Londoners: The Days and Nights of London Now--As Told by Those who Love it, Hate it, Live it, Left it, and Long for it by Craig Taylor

Another book I wanted to read before going to England. I feel like most of my imagination of London is about the city as it was in Regency, Victorian, or WWII times. All very different eras, but all eras in which many books about London are set. I've read a bunch of current books set in London too, but I still imagine London in a long-ago sort of way. This book was a really interesting spectrum of perspectives from all sorts of people doing all sorts of things in London, in the current day (this book was published in 2012 or 2013 or something like that, so it is pretty recent). Taylor basically interviewed a huge collection of people and transcribed their interviews into this book. I loved how varied the types of people are who Taylor interviewed, and I loved how they truly spoke in their own words, without much or any interference from anyone else.
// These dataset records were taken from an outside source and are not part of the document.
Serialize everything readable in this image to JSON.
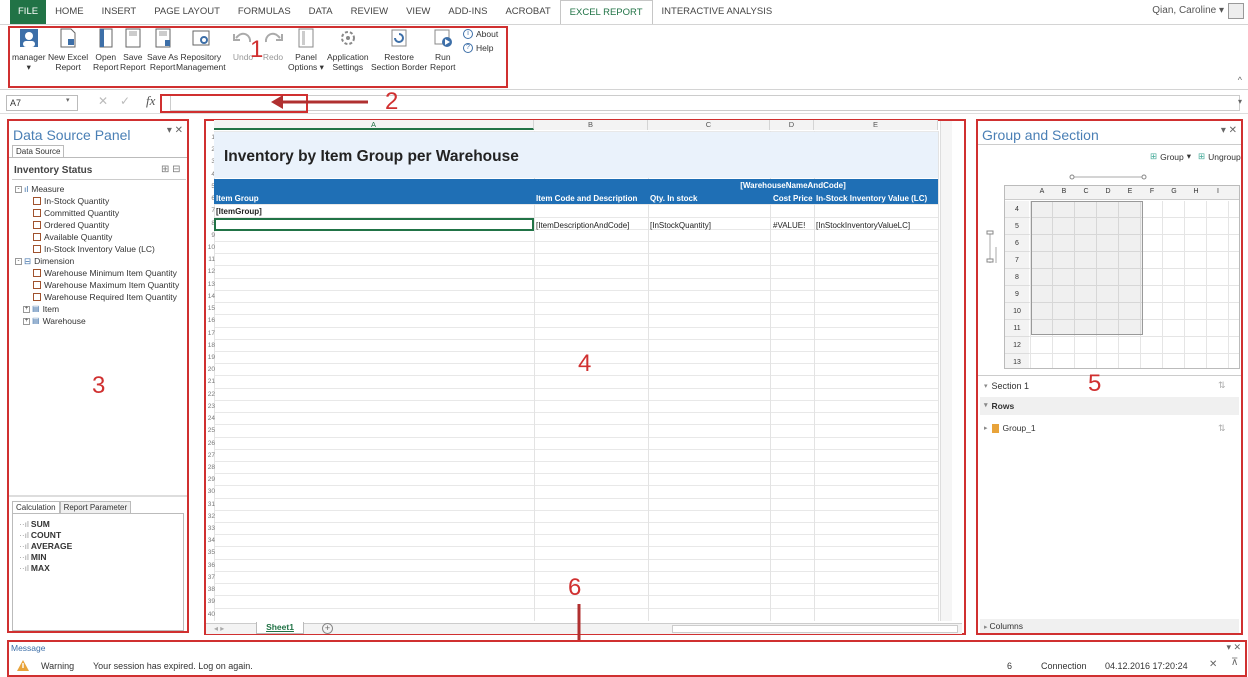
{
  "tabs": [
    "FILE",
    "HOME",
    "INSERT",
    "PAGE LAYOUT",
    "FORMULAS",
    "DATA",
    "REVIEW",
    "VIEW",
    "ADD-INS",
    "ACROBAT",
    "EXCEL REPORT",
    "INTERACTIVE ANALYSIS"
  ],
  "user": "Qian, Caroline",
  "ribbon": {
    "manager": "manager",
    "new_report": [
      "New Excel",
      "Report"
    ],
    "open": [
      "Open",
      "Report"
    ],
    "save": [
      "Save",
      "Report"
    ],
    "save_as": [
      "Save As",
      "Report"
    ],
    "repository": [
      "Repository",
      "Management"
    ],
    "undo": "Undo",
    "redo": "Redo",
    "panel": [
      "Panel",
      "Options"
    ],
    "app_settings": [
      "Application",
      "Settings"
    ],
    "restore": [
      "Restore",
      "Section Border"
    ],
    "run": [
      "Run",
      "Report"
    ],
    "about": "About",
    "help": "Help"
  },
  "namebox": "A7",
  "fx": "fx",
  "markers": [
    "1",
    "2",
    "3",
    "4",
    "5",
    "6"
  ],
  "dsp": {
    "title": "Data Source Panel",
    "tab": "Data Source",
    "subtitle": "Inventory Status",
    "measure_label": "Measure",
    "measures": [
      "In-Stock Quantity",
      "Committed Quantity",
      "Ordered Quantity",
      "Available Quantity",
      "In-Stock Inventory Value (LC)"
    ],
    "dimension_label": "Dimension",
    "dimensions": [
      "Warehouse Minimum Item Quantity",
      "Warehouse Maximum Item Quantity",
      "Warehouse Required Item Quantity"
    ],
    "groups": [
      "Item",
      "Warehouse"
    ],
    "calc_tabs": [
      "Calculation",
      "Report Parameter"
    ],
    "calcs": [
      "SUM",
      "COUNT",
      "AVERAGE",
      "MIN",
      "MAX"
    ]
  },
  "sheet": {
    "cols": [
      "A",
      "B",
      "C",
      "D",
      "E"
    ],
    "title": "Inventory by Item Group per Warehouse",
    "wh_header": "[WarehouseNameAndCode]",
    "headers": [
      "Item Group",
      "Item Code and Description",
      "Qty. In stock",
      "Cost Price",
      "In-Stock Inventory Value (LC)"
    ],
    "group_cell": "[ItemGroup]",
    "row7": [
      "[ItemDescriptionAndCode]",
      "[InStockQuantity]",
      "#VALUE!",
      "[InStockInventoryValueLC]"
    ],
    "tab": "Sheet1"
  },
  "gs": {
    "title": "Group and Section",
    "group_btn": "Group",
    "ungroup_btn": "Ungroup",
    "mini_cols": [
      "A",
      "B",
      "C",
      "D",
      "E",
      "F",
      "G",
      "H",
      "I"
    ],
    "mini_rows": [
      "4",
      "5",
      "6",
      "7",
      "8",
      "9",
      "10",
      "11",
      "12",
      "13"
    ],
    "section": "Section 1",
    "rows_label": "Rows",
    "group_item": "Group_1",
    "columns_label": "Columns"
  },
  "message": {
    "title": "Message",
    "level": "Warning",
    "text": "Your session has expired. Log on again.",
    "count": "6",
    "source": "Connection",
    "time": "04.12.2016 17:20:24"
  }
}
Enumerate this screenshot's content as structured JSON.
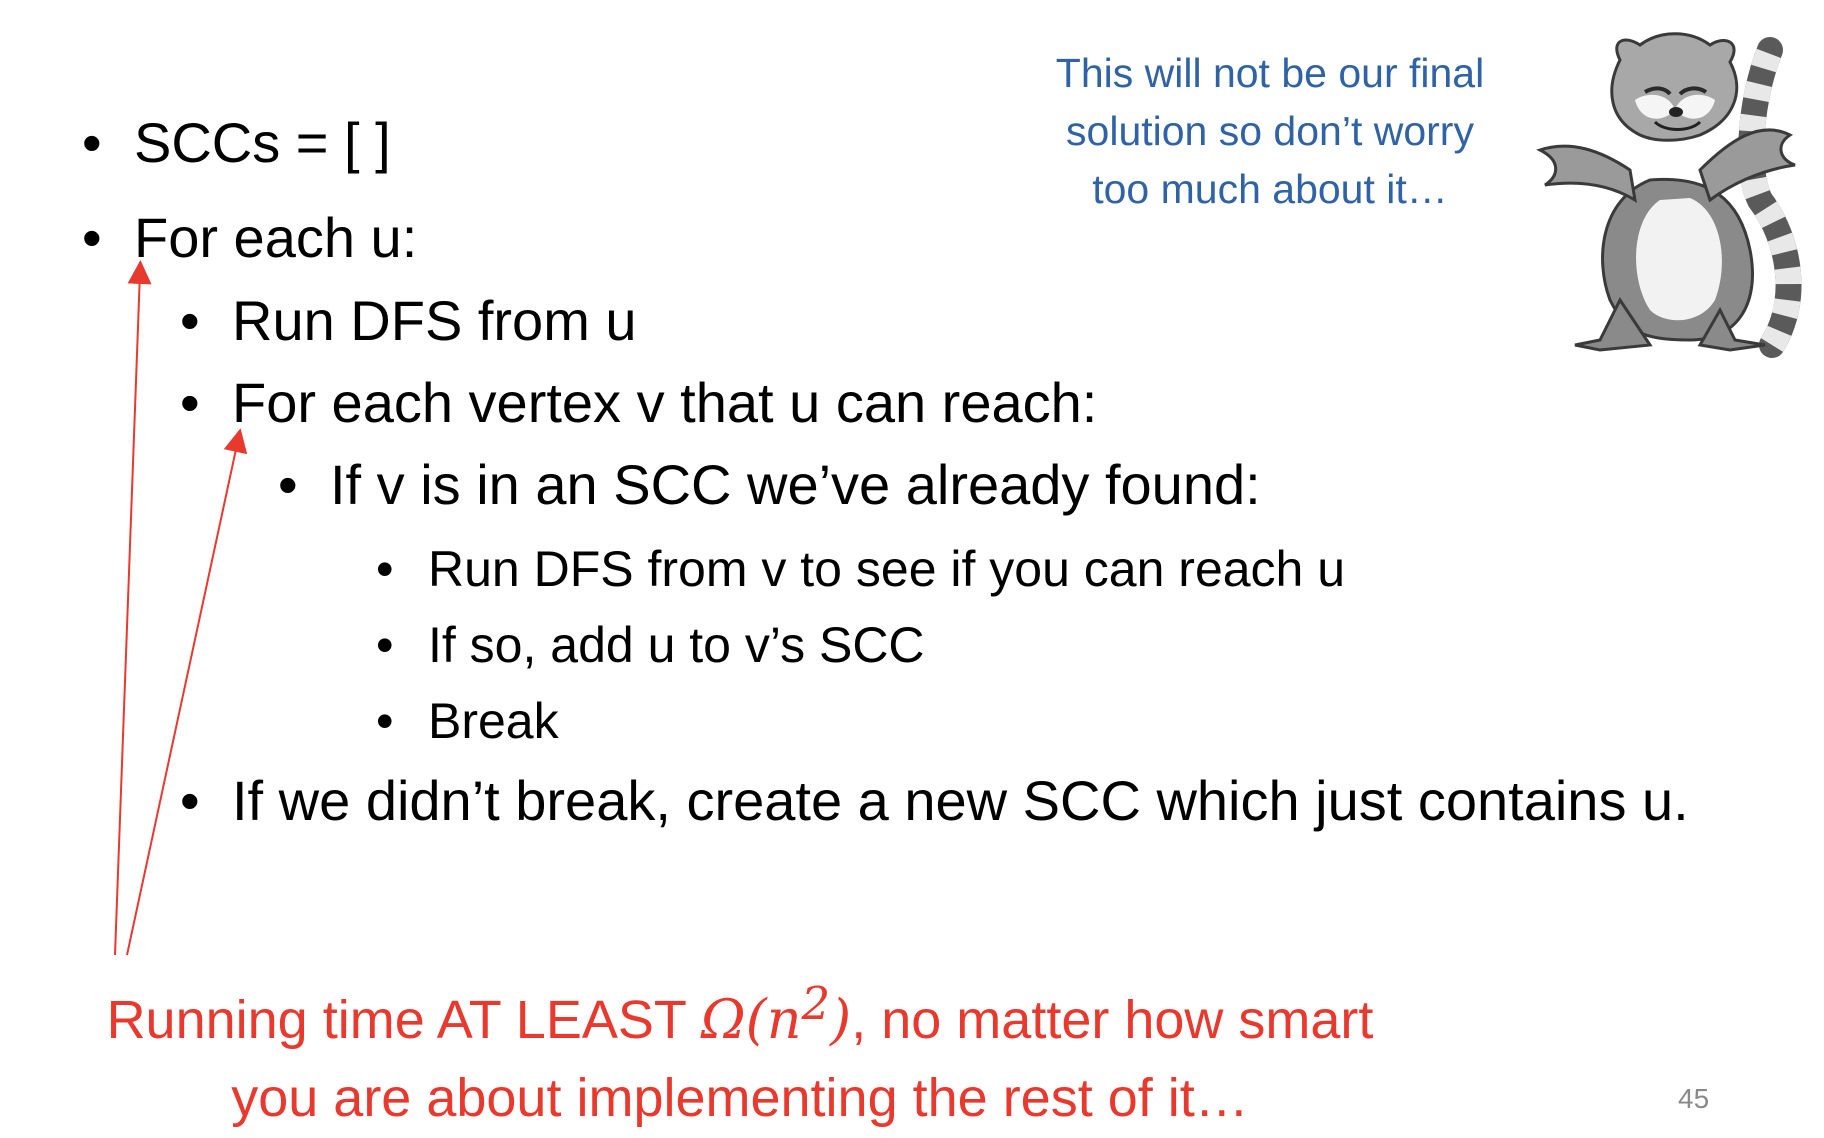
{
  "bullets": [
    "SCCs = [ ]",
    "For each u:",
    "Run DFS from u",
    "For each vertex v that u can reach:",
    "If v is in an SCC we’ve already found:",
    "Run DFS from v to see if you can reach u",
    "If so, add u to v’s SCC",
    "Break",
    "If we didn’t break, create a new SCC which just contains u."
  ],
  "bullet_symbol": "•",
  "note": {
    "line1": "This will not be our final",
    "line2": "solution so don’t worry",
    "line3": "too much about it…"
  },
  "bottom_note": {
    "line1_prefix": "Running time AT LEAST ",
    "omega": "Ω(n",
    "exponent": "2",
    "close": ")",
    "line1_suffix": ", no matter how smart",
    "line2": "you are about implementing the rest of it…"
  },
  "page_number": "45",
  "colors": {
    "note": "#2f63a5",
    "bottom_note": "#e8392e",
    "arrow": "#e8392e",
    "page_number": "#8a8a8a"
  },
  "illustration": "lemur-shrug-cartoon"
}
I love the oral history format (I always think about Listening is an Act of Love and how powerful it is to hear people's stories from themselves) and I love how Taylor managed to organize this huge, varied group of perspectives into a semblance of a story, a portrait of the city as a whole as it is for the people who live there now (or some who have left, as the subtitle says). I obviously am more sheltered than I thought (because I'm still picturing WWII London, obviously) but I was surprised by how many people were talking about how dangerous London is and all of these unsavory parts of the city. Although I guess people would say that about New York as well, if you talked to the wide range of people like Taylor did. I loved hearing about how so many people love it, and why so many people hate it, and I felt like this really did help prepare me for our upcoming trip there.